NORTH TEXAS (CBSDFW.COM) – The number of people going to hospital emergency rooms has dropped as people avoid seeking medical care out of fear of exposure to COVID-19.

When they do go in, for everything from chest pain to general sickness, emergency physicians said they are seeing some patients at a more advanced stage of illness.

There is concern that fear of avoiding one illness, could end up leading to larger problems with another illness in the weeks and months to come.

“I do think we’re going to see some worsening of, presentations of, new conditions,” said Dr. Robert Hancock. “That whether people waited and didn’t come in for that condition developing, or simply didn’t come in for chest pain, and have some other catastrophic thing down the road.”

In Tarrant County, MedStar Mobile Healthcare’s daily transports to hospitals, are down from about 320 per day in January, to 192 a day through the first nine days of April. The percentage of medical calls that end with taking someone to the hospital, is also down more than 12-percent in that same time period.

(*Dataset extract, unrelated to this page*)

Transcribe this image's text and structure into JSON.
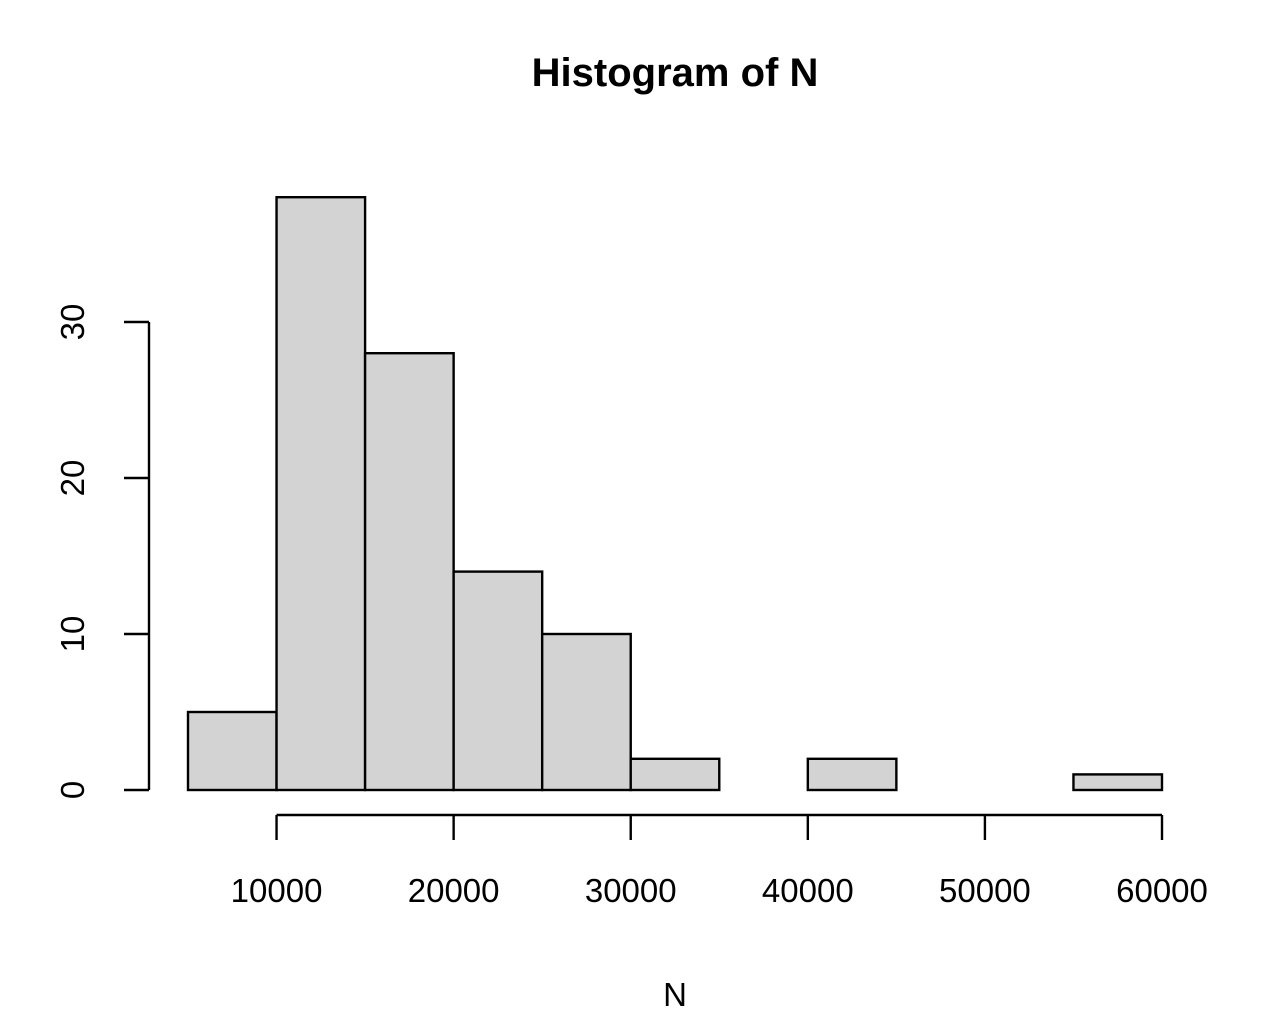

The emergency department at JPS Health Network is caring for about 240 people a day right now, down about 35-percent from its average. That number can drop down to about 200 on the weekends.

Other health networks with facilities across North Texas also indicated their patient numbers were lower, but did not immediately have exact figures.

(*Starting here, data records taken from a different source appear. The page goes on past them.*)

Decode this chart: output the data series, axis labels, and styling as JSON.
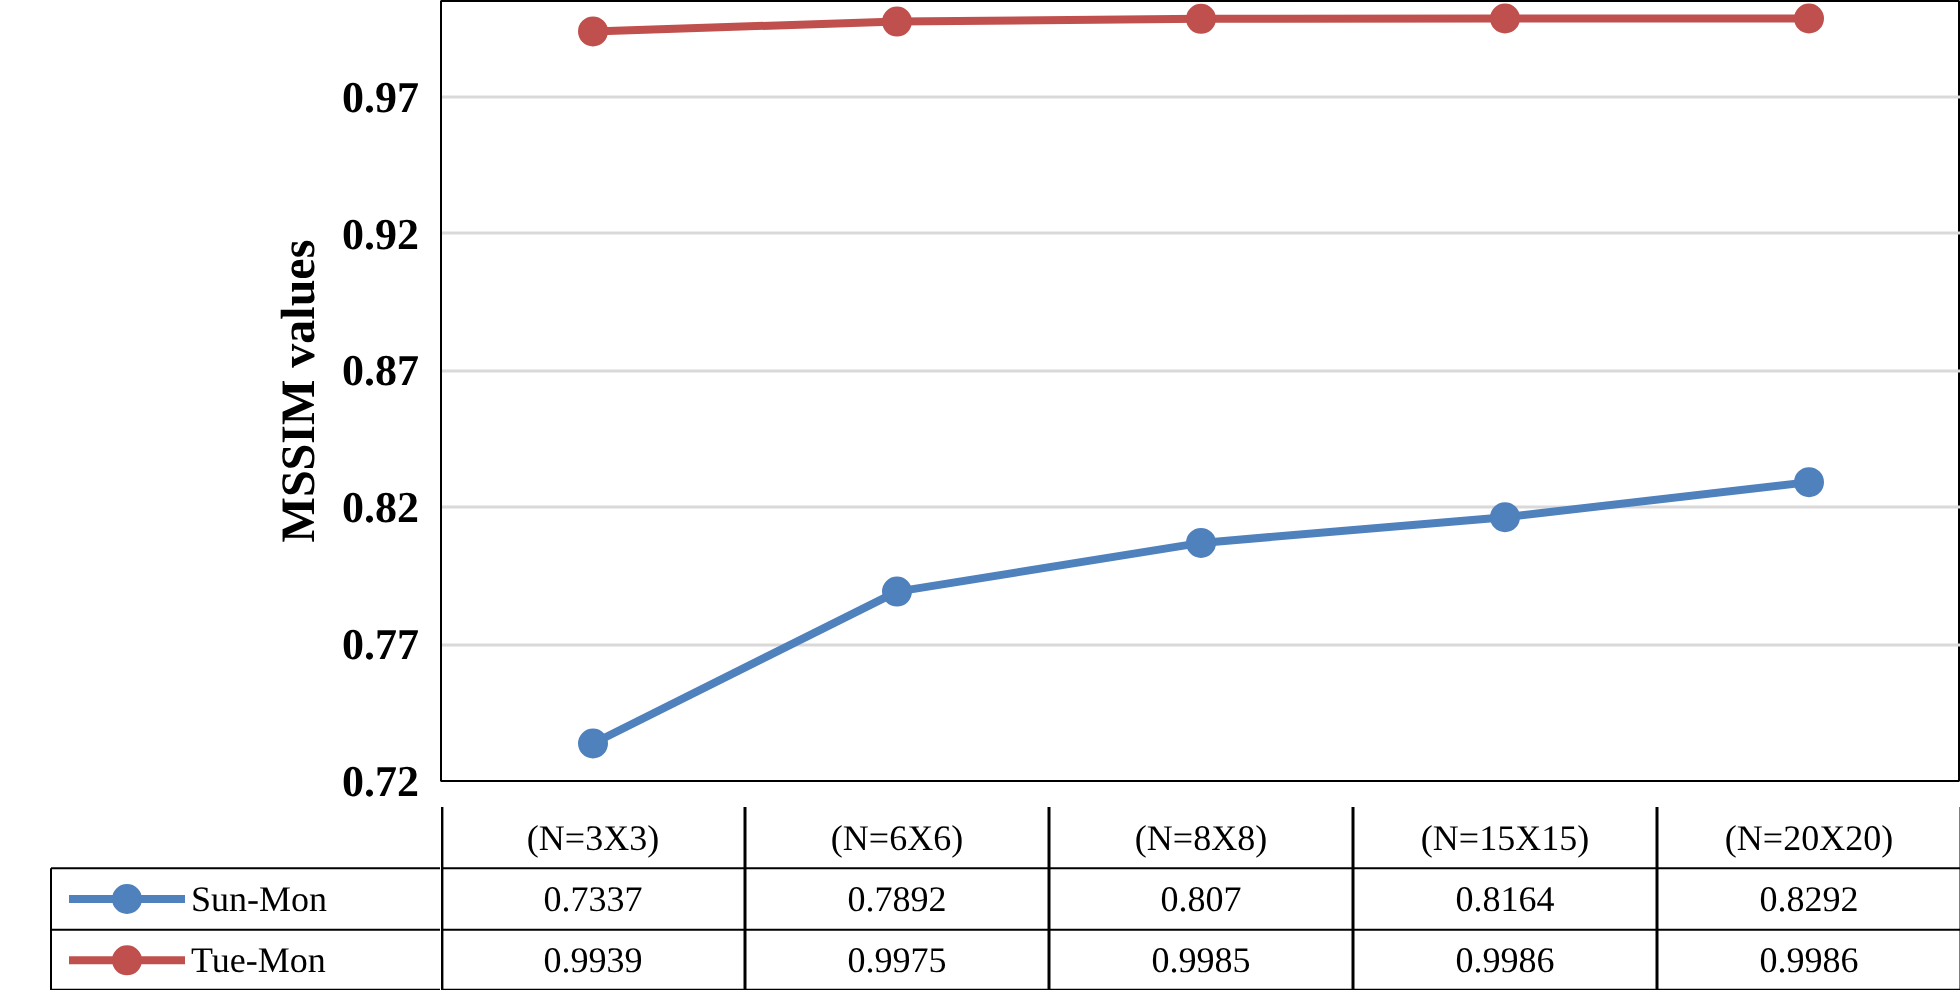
{
  "chart_data": {
    "type": "line",
    "ylabel": "MSSIM values",
    "categories": [
      "(N=3X3)",
      "(N=6X6)",
      "(N=8X8)",
      "(N=15X15)",
      "(N=20X20)"
    ],
    "series": [
      {
        "name": "Sun-Mon",
        "color": "#4f81bd",
        "values": [
          0.7337,
          0.7892,
          0.807,
          0.8164,
          0.8292
        ]
      },
      {
        "name": "Tue-Mon",
        "color": "#c0504d",
        "values": [
          0.9939,
          0.9975,
          0.9985,
          0.9986,
          0.9986
        ]
      }
    ],
    "ylim": [
      0.72,
      1.005
    ],
    "yticks": [
      0.72,
      0.77,
      0.82,
      0.87,
      0.92,
      0.97
    ],
    "grid": "y",
    "legend": "bottom",
    "marker": "circle",
    "line_style": "solid",
    "data_labels": true
  }
}
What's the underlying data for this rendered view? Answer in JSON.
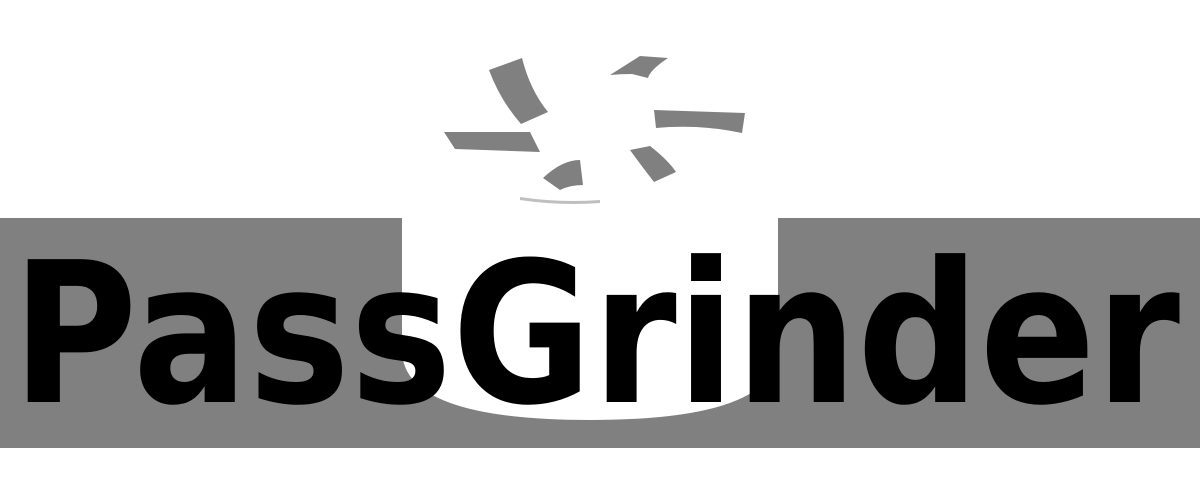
{
  "logo": {
    "wordmark": "PassGrinder",
    "icon": "grinder-burst-icon",
    "colors": {
      "band": "#808080",
      "text": "#000000",
      "accent": "#7f7f7f",
      "background": "#ffffff"
    }
  }
}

In an emailed statement, Medical City Healthcare said there had been declines in emergency rooms being utilized but that access remained available.

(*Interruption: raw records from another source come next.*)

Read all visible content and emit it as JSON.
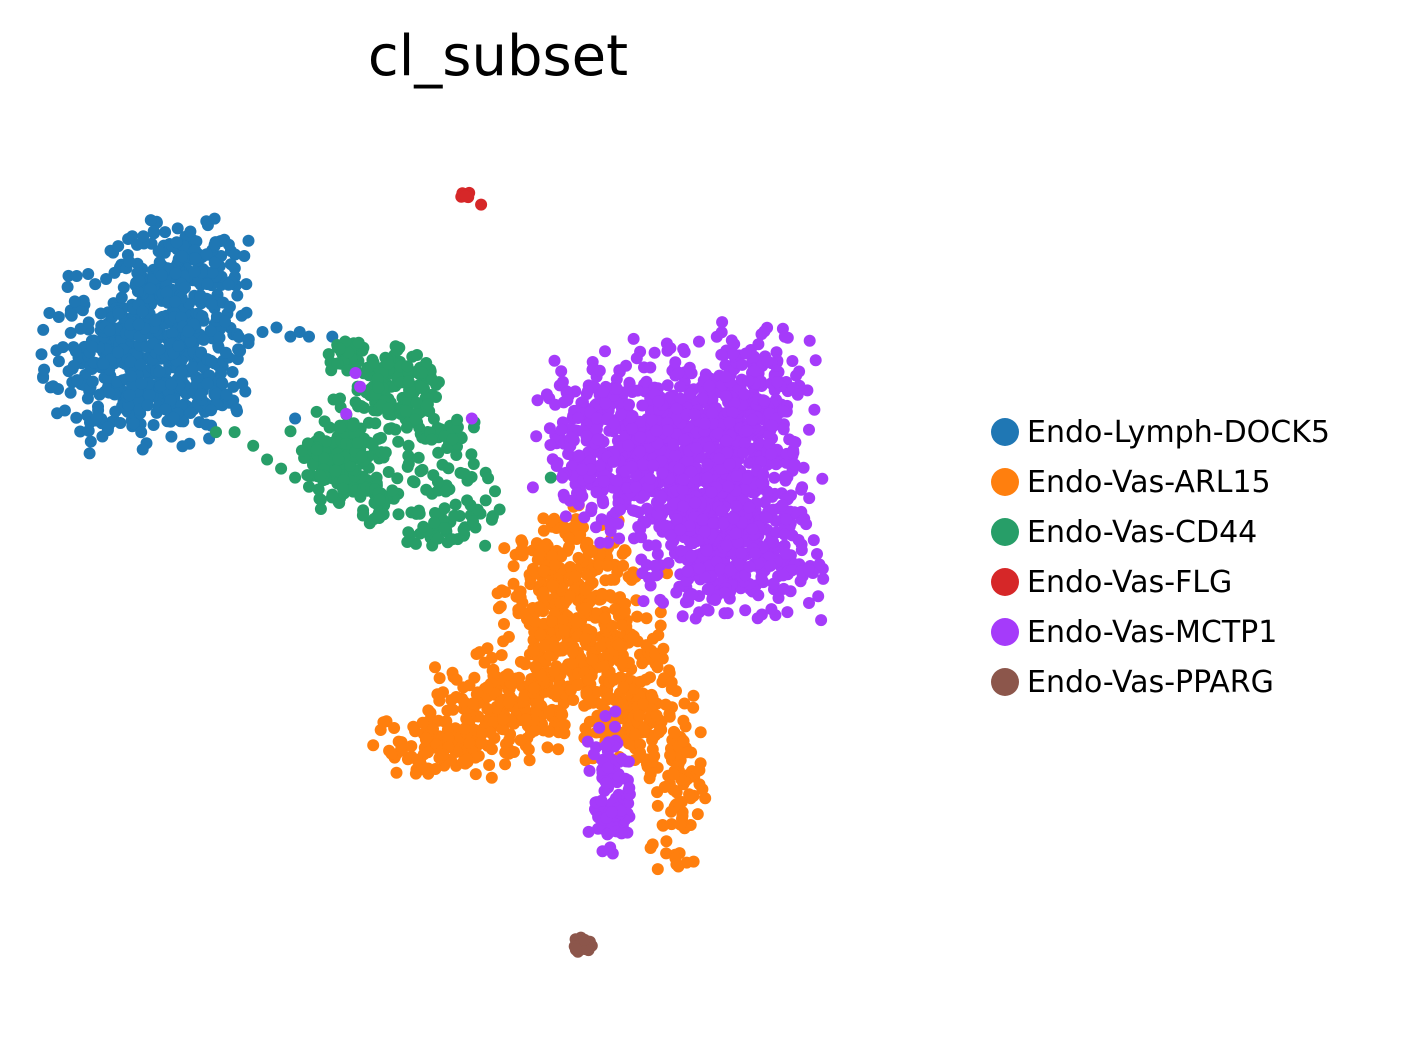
{
  "chart_data": {
    "type": "scatter",
    "title": "cl_subset",
    "xlabel": "",
    "ylabel": "",
    "axes_visible": false,
    "grid": false,
    "legend_position": "right",
    "xlim": [
      0,
      10
    ],
    "ylim": [
      0,
      10
    ],
    "series": [
      {
        "name": "Endo-Lymph-DOCK5",
        "color": "#1f77b4",
        "clusters": [
          {
            "cx": 1.1,
            "cy": 7.1,
            "sx": 0.45,
            "sy": 0.45,
            "n": 380
          },
          {
            "cx": 1.6,
            "cy": 7.95,
            "sx": 0.35,
            "sy": 0.35,
            "n": 260
          },
          {
            "cx": 1.85,
            "cy": 7.05,
            "sx": 0.25,
            "sy": 0.3,
            "n": 100
          }
        ],
        "points": [
          {
            "x": 2.5,
            "y": 7.45
          },
          {
            "x": 2.65,
            "y": 7.5
          },
          {
            "x": 2.8,
            "y": 7.4
          },
          {
            "x": 3.0,
            "y": 7.4
          },
          {
            "x": 3.25,
            "y": 7.4
          },
          {
            "x": 2.9,
            "y": 7.45
          },
          {
            "x": 2.85,
            "y": 6.5
          }
        ]
      },
      {
        "name": "Endo-Vas-ARL15",
        "color": "#ff7f0e",
        "clusters": [
          {
            "cx": 5.75,
            "cy": 4.7,
            "sx": 0.35,
            "sy": 0.4,
            "n": 260
          },
          {
            "cx": 5.2,
            "cy": 3.35,
            "sx": 0.45,
            "sy": 0.3,
            "n": 240
          },
          {
            "cx": 4.4,
            "cy": 2.9,
            "sx": 0.35,
            "sy": 0.18,
            "n": 90
          },
          {
            "cx": 6.5,
            "cy": 3.3,
            "sx": 0.25,
            "sy": 0.35,
            "n": 150
          },
          {
            "cx": 6.95,
            "cy": 2.5,
            "sx": 0.15,
            "sy": 0.45,
            "n": 80
          },
          {
            "cx": 6.1,
            "cy": 3.95,
            "sx": 0.35,
            "sy": 0.3,
            "n": 140
          }
        ],
        "points": [
          {
            "x": 4.0,
            "y": 2.85
          },
          {
            "x": 4.1,
            "y": 2.9
          },
          {
            "x": 6.95,
            "y": 1.6
          },
          {
            "x": 5.25,
            "y": 4.4
          },
          {
            "x": 5.15,
            "y": 4.1
          },
          {
            "x": 6.9,
            "y": 3.6
          },
          {
            "x": 6.85,
            "y": 4.8
          }
        ]
      },
      {
        "name": "Endo-Vas-CD44",
        "color": "#279e68",
        "clusters": [
          {
            "cx": 3.35,
            "cy": 6.1,
            "sx": 0.25,
            "sy": 0.3,
            "n": 190
          },
          {
            "cx": 4.0,
            "cy": 6.75,
            "sx": 0.25,
            "sy": 0.25,
            "n": 130
          },
          {
            "cx": 3.45,
            "cy": 7.2,
            "sx": 0.15,
            "sy": 0.1,
            "n": 35
          },
          {
            "cx": 4.45,
            "cy": 5.3,
            "sx": 0.25,
            "sy": 0.12,
            "n": 45
          },
          {
            "cx": 4.5,
            "cy": 6.35,
            "sx": 0.15,
            "sy": 0.08,
            "n": 25
          },
          {
            "cx": 4.25,
            "cy": 5.85,
            "sx": 0.35,
            "sy": 0.2,
            "n": 40
          },
          {
            "cx": 3.75,
            "cy": 5.55,
            "sx": 0.1,
            "sy": 0.1,
            "n": 20
          }
        ],
        "points": [
          {
            "x": 2.0,
            "y": 6.35
          },
          {
            "x": 2.2,
            "y": 6.35
          },
          {
            "x": 2.4,
            "y": 6.2
          },
          {
            "x": 2.55,
            "y": 6.05
          },
          {
            "x": 2.7,
            "y": 5.95
          },
          {
            "x": 2.85,
            "y": 5.85
          },
          {
            "x": 3.0,
            "y": 5.75
          },
          {
            "x": 4.7,
            "y": 5.6
          },
          {
            "x": 4.9,
            "y": 5.6
          },
          {
            "x": 5.05,
            "y": 5.5
          },
          {
            "x": 5.0,
            "y": 5.7
          },
          {
            "x": 3.85,
            "y": 7.1
          },
          {
            "x": 3.95,
            "y": 7.25
          },
          {
            "x": 5.6,
            "y": 5.85
          }
        ]
      },
      {
        "name": "Endo-Vas-FLG",
        "color": "#d62728",
        "clusters": [
          {
            "cx": 4.7,
            "cy": 8.95,
            "sx": 0.04,
            "sy": 0.03,
            "n": 14
          }
        ],
        "points": [
          {
            "x": 4.85,
            "y": 8.85
          }
        ]
      },
      {
        "name": "Endo-Vas-MCTP1",
        "color": "#a53bfa",
        "clusters": [
          {
            "cx": 7.0,
            "cy": 6.2,
            "sx": 0.55,
            "sy": 0.55,
            "n": 600
          },
          {
            "cx": 7.55,
            "cy": 5.15,
            "sx": 0.45,
            "sy": 0.4,
            "n": 450
          },
          {
            "cx": 6.1,
            "cy": 6.3,
            "sx": 0.35,
            "sy": 0.4,
            "n": 200
          },
          {
            "cx": 6.25,
            "cy": 2.4,
            "sx": 0.12,
            "sy": 0.4,
            "n": 110
          },
          {
            "cx": 7.8,
            "cy": 6.6,
            "sx": 0.3,
            "sy": 0.45,
            "n": 200
          }
        ],
        "points": [
          {
            "x": 3.5,
            "y": 7.0
          },
          {
            "x": 3.55,
            "y": 6.85
          },
          {
            "x": 3.4,
            "y": 6.55
          },
          {
            "x": 4.75,
            "y": 6.5
          }
        ]
      },
      {
        "name": "Endo-Vas-PPARG",
        "color": "#8c564b",
        "clusters": [
          {
            "cx": 5.95,
            "cy": 0.7,
            "sx": 0.05,
            "sy": 0.06,
            "n": 28
          }
        ],
        "points": []
      }
    ]
  }
}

“We want patients who may be experiencing emergency symptoms of any kind, such as those of a heart attack or stroke, to know that it is safe and necessary to seek vital medical attention,” an emailed statement said, in part.

Dr. Hancock, the president-elect of the Texas College of Emergency Physicians, said he has seen some patients who would normally seek help when they had trouble breathing or walking, wait until they were in near full respiratory failure.

“They’re concerned they’ll be exposed” he said. “However, we’ve done a really good job, pretty much across the country, but in this area I can speak for, of separating those people who don’t have infectious symptoms, from those that do.”

If someone is concerned about taking up a bed, or needed supplies, Dr. Hancock said in many cases with early intervention, the patient may not need to be admitted. Waiting could lead to a condition where someone would need to take up a bed in the intensive care unit.

Hancock also said the drop in patients has had a financial impact on medical staff. He estimated as many as 75% of emergency room staff across the state had taken significant pay cuts, and had hours cut, due to the drop in work.